The Author's Fingerprint

2026-02-25

A machine learning model predicts which metal-organic frameworks will capture CO₂. Its benchmark accuracy is excellent — top of the leaderboard, publishable, impressive. The model has learned chemistry.

Except it hasn't. It's learned Kevin Maik Jablonka.

Not literally. But Jablonka's new paper (arXiv: 2602.17730) demonstrates something that should unsettle anyone building ML systems for materials discovery: when you train a model on chemical descriptors, it can predict the author, the journal, and the publication year of the source paper at rates well above chance. And when you use those predicted metadata — what Jablonka calls “bibliographic fingerprints” — as the only input to a second model, you recover 40-80% of the original predictive performance.

Forty to eighty percent. From knowing who published the data, not what the molecules look like.

This isn't a failure of a specific model or a specific dataset. Jablonka tested across five materials tasks: metal-organic frameworks, perovskites, battery materials, TADF emitters. The pattern holds everywhere. The bibliography is in the chemistry, and the chemistry is in the bibliography, and the model doesn't care which one it learns because both predict the target variable equally well.
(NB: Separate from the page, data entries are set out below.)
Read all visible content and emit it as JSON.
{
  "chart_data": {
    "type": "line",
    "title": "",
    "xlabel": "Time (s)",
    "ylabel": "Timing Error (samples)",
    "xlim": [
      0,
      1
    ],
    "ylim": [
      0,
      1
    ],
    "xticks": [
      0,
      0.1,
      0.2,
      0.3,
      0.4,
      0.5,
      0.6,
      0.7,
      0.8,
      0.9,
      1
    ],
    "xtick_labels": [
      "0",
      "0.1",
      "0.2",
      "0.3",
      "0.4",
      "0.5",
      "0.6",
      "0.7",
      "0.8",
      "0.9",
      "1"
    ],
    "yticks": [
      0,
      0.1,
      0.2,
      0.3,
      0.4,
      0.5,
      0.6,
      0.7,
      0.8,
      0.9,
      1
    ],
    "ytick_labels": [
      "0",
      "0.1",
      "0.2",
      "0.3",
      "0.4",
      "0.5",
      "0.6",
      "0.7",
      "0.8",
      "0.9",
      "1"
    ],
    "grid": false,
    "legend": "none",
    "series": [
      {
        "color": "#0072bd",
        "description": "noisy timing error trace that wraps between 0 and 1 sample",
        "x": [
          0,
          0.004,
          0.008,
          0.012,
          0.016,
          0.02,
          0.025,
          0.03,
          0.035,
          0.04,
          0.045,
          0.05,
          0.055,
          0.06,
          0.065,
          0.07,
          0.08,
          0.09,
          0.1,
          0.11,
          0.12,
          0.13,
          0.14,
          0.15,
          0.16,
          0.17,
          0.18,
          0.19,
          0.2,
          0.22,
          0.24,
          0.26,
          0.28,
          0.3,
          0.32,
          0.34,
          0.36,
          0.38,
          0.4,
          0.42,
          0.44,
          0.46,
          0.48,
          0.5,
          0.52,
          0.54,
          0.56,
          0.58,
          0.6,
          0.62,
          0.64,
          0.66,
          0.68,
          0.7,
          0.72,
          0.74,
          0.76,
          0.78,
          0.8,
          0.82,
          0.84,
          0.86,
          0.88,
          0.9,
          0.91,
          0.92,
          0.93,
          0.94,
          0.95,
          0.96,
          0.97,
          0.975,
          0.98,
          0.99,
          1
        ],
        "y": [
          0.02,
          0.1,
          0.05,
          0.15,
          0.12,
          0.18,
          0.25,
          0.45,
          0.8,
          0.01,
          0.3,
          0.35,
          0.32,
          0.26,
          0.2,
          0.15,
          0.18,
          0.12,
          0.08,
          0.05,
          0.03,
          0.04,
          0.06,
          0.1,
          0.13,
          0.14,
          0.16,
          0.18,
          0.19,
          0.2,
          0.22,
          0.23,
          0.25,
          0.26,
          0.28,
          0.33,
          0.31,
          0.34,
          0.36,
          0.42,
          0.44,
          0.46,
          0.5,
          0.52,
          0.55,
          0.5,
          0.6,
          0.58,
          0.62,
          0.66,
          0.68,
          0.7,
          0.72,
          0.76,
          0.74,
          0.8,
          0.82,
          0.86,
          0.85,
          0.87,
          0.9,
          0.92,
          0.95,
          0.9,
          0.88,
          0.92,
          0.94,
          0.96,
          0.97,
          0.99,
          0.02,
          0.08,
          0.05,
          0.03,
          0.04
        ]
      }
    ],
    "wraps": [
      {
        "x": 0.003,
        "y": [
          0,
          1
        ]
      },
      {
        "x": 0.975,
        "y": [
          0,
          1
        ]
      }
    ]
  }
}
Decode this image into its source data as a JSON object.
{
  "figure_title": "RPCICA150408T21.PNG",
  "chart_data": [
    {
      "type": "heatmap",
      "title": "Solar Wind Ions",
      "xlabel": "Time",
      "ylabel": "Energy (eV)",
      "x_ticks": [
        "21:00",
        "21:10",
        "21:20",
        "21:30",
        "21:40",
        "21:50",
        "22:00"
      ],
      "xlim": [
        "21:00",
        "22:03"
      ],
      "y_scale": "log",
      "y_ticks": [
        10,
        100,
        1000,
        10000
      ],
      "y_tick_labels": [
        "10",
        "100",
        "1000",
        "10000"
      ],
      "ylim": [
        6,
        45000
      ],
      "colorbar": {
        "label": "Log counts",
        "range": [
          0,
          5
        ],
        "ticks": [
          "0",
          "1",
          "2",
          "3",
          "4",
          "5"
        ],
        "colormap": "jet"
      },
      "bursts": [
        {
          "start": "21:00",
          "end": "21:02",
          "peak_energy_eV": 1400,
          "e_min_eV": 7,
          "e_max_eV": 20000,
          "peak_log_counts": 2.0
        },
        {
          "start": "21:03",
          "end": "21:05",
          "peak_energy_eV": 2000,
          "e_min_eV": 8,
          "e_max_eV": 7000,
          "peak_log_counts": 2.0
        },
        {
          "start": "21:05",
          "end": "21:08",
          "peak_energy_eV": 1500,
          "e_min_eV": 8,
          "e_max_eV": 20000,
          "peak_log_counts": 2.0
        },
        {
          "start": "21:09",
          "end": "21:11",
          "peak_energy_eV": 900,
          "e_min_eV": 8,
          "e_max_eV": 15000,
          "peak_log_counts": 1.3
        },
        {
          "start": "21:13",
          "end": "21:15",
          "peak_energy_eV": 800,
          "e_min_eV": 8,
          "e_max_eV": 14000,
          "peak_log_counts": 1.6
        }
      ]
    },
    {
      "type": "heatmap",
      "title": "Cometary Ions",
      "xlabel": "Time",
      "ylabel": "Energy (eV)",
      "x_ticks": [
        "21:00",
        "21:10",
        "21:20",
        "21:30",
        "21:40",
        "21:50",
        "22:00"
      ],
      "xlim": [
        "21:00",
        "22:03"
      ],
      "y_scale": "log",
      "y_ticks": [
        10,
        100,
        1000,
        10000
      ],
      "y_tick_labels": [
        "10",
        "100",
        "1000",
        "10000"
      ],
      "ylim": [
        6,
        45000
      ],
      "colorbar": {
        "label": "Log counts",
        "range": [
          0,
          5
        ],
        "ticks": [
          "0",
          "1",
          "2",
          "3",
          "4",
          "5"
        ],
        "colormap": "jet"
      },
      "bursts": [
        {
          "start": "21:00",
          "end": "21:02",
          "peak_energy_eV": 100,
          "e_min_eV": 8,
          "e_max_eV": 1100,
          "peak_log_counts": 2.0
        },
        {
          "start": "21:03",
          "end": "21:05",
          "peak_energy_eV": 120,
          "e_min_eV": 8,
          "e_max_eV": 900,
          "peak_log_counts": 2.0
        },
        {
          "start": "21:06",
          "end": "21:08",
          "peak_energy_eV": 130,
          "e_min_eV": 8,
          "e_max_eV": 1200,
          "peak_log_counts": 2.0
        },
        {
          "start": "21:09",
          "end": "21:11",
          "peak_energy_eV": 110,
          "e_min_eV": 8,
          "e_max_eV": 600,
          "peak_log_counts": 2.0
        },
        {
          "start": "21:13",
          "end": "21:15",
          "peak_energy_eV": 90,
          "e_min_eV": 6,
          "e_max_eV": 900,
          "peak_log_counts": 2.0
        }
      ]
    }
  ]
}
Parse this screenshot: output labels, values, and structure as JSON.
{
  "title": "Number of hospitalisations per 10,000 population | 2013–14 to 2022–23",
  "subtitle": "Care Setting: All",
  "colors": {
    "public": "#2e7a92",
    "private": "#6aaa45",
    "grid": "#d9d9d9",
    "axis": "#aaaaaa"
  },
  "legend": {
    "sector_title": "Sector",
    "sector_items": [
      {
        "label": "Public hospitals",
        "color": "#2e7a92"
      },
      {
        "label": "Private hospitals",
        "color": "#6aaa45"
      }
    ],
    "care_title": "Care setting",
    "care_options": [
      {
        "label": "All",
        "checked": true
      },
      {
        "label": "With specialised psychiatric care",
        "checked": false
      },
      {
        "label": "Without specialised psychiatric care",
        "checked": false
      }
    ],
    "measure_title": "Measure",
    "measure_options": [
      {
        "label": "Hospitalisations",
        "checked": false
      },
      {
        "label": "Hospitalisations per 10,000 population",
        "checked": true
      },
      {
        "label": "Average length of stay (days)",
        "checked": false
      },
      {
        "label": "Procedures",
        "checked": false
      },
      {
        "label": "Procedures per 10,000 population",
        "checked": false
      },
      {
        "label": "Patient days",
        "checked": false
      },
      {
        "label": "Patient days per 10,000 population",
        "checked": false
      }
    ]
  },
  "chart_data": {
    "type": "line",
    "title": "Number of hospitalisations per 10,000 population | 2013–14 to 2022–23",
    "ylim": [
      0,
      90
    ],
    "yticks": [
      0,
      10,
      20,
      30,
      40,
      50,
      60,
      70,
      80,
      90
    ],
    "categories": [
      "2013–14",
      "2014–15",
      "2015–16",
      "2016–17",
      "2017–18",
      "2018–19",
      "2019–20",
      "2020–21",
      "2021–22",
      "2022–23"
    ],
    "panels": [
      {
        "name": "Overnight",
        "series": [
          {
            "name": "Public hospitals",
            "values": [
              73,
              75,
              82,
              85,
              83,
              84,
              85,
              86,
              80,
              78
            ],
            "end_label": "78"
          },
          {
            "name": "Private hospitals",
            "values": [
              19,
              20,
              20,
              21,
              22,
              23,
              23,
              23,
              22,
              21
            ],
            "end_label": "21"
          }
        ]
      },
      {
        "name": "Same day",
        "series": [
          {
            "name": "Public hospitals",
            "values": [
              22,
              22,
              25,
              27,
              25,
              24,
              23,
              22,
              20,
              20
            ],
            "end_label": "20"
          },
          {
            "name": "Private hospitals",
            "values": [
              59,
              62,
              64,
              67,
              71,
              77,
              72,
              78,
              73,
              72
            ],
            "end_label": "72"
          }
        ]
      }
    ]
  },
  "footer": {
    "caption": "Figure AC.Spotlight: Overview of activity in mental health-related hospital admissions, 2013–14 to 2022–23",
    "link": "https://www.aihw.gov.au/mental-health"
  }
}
The mechanism isn't mysterious. Research groups specialize. A lab that studies high-performance MOFs studies a particular kind of high-performance MOF, using particular linkers and metals and synthesis conditions, and publishes in particular journals. The chemical descriptors that describe those materials are, simultaneously, a fingerprint of that lab's research program. A model that learns “materials with these descriptors tend to have high CO₂ uptake” is also learning “materials from this group tend to have high CO₂ uptake.” Both are true. Only one is chemistry.

This is confounding in the classical statistical sense — an unobserved variable (research context) that correlates with both the predictor (chemical structure) and the outcome (material property). But it's worse than standard confounding because the confound is structural. It's not that a few datapoints are contaminated. It's that the entire dataset's composition reflects the social structure of the field. Which materials get synthesized, which properties get measured, which results get published — all of these are filtered through the research community's interests, capabilities, and publication norms.

The model performs well on held-out test sets because the test set has the same bibliographic structure as the training set. Random splitting preserves the confound. The model isn't generalizing from chemistry; it's memorizing the bibliography and finding that the bibliography generalizes (because most test papers come from the same labs that produced the training data).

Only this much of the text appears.